I have looked at quite a few places online and can't seem to find a good explanation as to why we should append an F or L after a value assigned to a C++ constant. For example:
const long double MYCONSTANT = 3.0000000L;
Can anyone explain why that is necessary? Doesn't the type declaration imply the value assigned to MYCONSTANT is a long double? What is the difference between the above line and
const long double MYCONSTANT = 3.0000000; // no 'L' appended
Whew!
No, the declaration does not imply that the initializer has a specific type. The type of the initialize is the same, no matter what type the variable initialized is.
So, if you initialize a long double, but use a double for intialization, that would be pretty silly. By using the L suffix, you say it's a floating point literal of type long double. Appended to an integer literal, it would say the type has long int.
When there is a literal value it is considered to be of a certain type. 3.0 is considered a double 3 is considered an int. 3.0F makes it in to a float instead of a double 3.0L makes it a long double instead of a double. 3L is a long int instead of an int.
Note at least in g++, and VS08 both of your examples work just fine.
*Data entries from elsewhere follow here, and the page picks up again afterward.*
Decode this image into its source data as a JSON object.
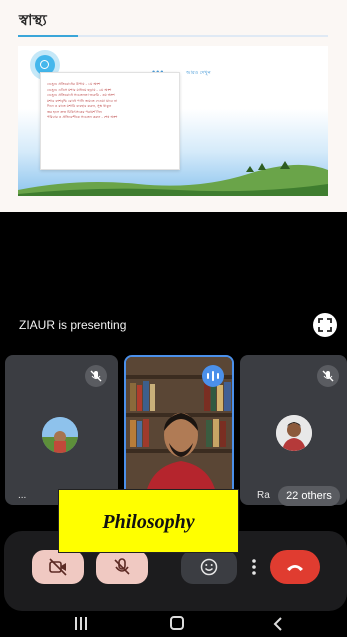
{
  "presentation": {
    "slide_title": "স্বাস্থ্য",
    "note_lines": [
      "ডেঙ্গু প্রতিরোধের উপায় - ১ম অংশ",
      "ডেঙ্গু এডিস মশার মাধ্যমে ছড়ায় - ২য় অংশ",
      "ডেঙ্গু প্রতিরোধে সচেতনতা জরুরি - ৩য় অংশ",
      "মশার বংশবৃদ্ধি রোধে পানি জমতে দেওয়া যাবে না",
      "দিনে ও রাতে মশারি ব্যবহার করুন, সুস্থ থাকুন",
      "জ্বর হলে দ্রুত চিকিৎসকের পরামর্শ নিন",
      "পরিবার ও প্রতিবেশীকে সচেতন করুন - শেষ অংশ"
    ],
    "link_text": "আরও দেখুন"
  },
  "status": {
    "presenting_text": "ZIAUR is presenting"
  },
  "participants": {
    "left_name": "...",
    "right_name": "Ra",
    "others_label": "22 others"
  },
  "caption": {
    "text": "Philosophy",
    "background": "#ffff00"
  },
  "controls": {
    "camera_icon": "camera-off-icon",
    "mic_icon": "mic-off-icon",
    "emoji_icon": "emoji-icon",
    "more_icon": "more-vert-icon",
    "hangup_icon": "end-call-icon",
    "hangup_color": "#e03c30",
    "muted_bg": "#f0c9c2"
  },
  "accent_color": "#4b90ea"
}
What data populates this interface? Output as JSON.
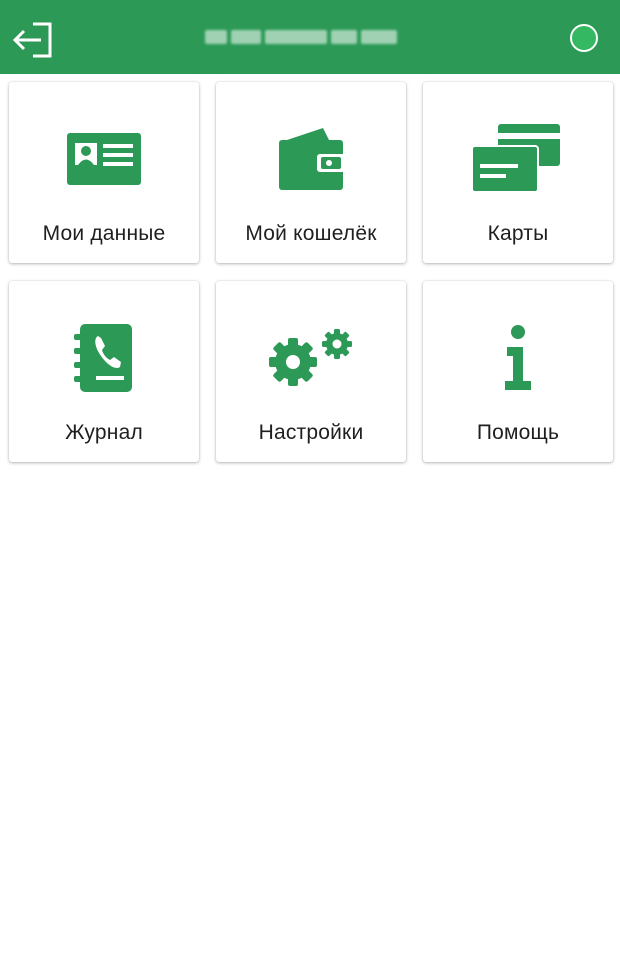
{
  "colors": {
    "header_bg": "#2c9a56",
    "accent": "#2c9a56",
    "status_dot": "#34b862",
    "label_text": "#1f1f1f"
  },
  "header": {
    "logout_icon": "logout-icon",
    "status_icon": "status-indicator-icon"
  },
  "tiles": [
    {
      "label": "Мои данные",
      "icon": "id-card-icon"
    },
    {
      "label": "Мой кошелёк",
      "icon": "wallet-icon"
    },
    {
      "label": "Карты",
      "icon": "cards-icon"
    },
    {
      "label": "Журнал",
      "icon": "phone-book-icon"
    },
    {
      "label": "Настройки",
      "icon": "gears-icon"
    },
    {
      "label": "Помощь",
      "icon": "info-icon"
    }
  ]
}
Floating-point constants have type double by default in C++. Since a long double is more precise than a double, you may lose significant digits when long double constants are converted to double. To handle these constants, you need to use the L suffix to maintain long double precision. For example,
long double x = 8.99999999999999999;
long double y = 8.99999999999999999L;
std::cout.precision(100);
std::cout << "x=" << x << "\n";
std::cout << "y=" << y << "\n";
The output for this code on my system, where double is 64 bits and long double 96, is
x=9
y=8.9999999999999999895916591441391574335284531116485595703125
What's happening here is that x gets rounded before the assignment, because the constant is implicitly converted to a double, and 8.99999999999999999 is not representable as a 64-bit floating point number. (Note that the representation as a long double is not fully precise either. All of the digits after the first string of 9s are an attempt to approximate the decimal number 8.99999999999999999 as closely as possible using 96 binary bits.)
In your example, there is no need for the L constant, because 3.0 is representable precisely as either a double or a long double. The double constant value is implicitly converted to a long double without any loss of precision.
The case with F is not so obvious. It can help with overloading, as Zan Lynx points out. I'm not sure, but it may also avoid some subtle rounding errors (i.e., it's possible that encoding as a float will give a different result from encoding as a double then rounding to a float).
Your example does not need it, but the biggest reason I know of to use explicit types on literal values is to make sure that the correct function overload is called.
This can make a large difference in constructors, operator overloads, etc.
Sometimes there is no convenient way to get the literal into the right type, so you have to use a static_cast or put a constructor around the literal.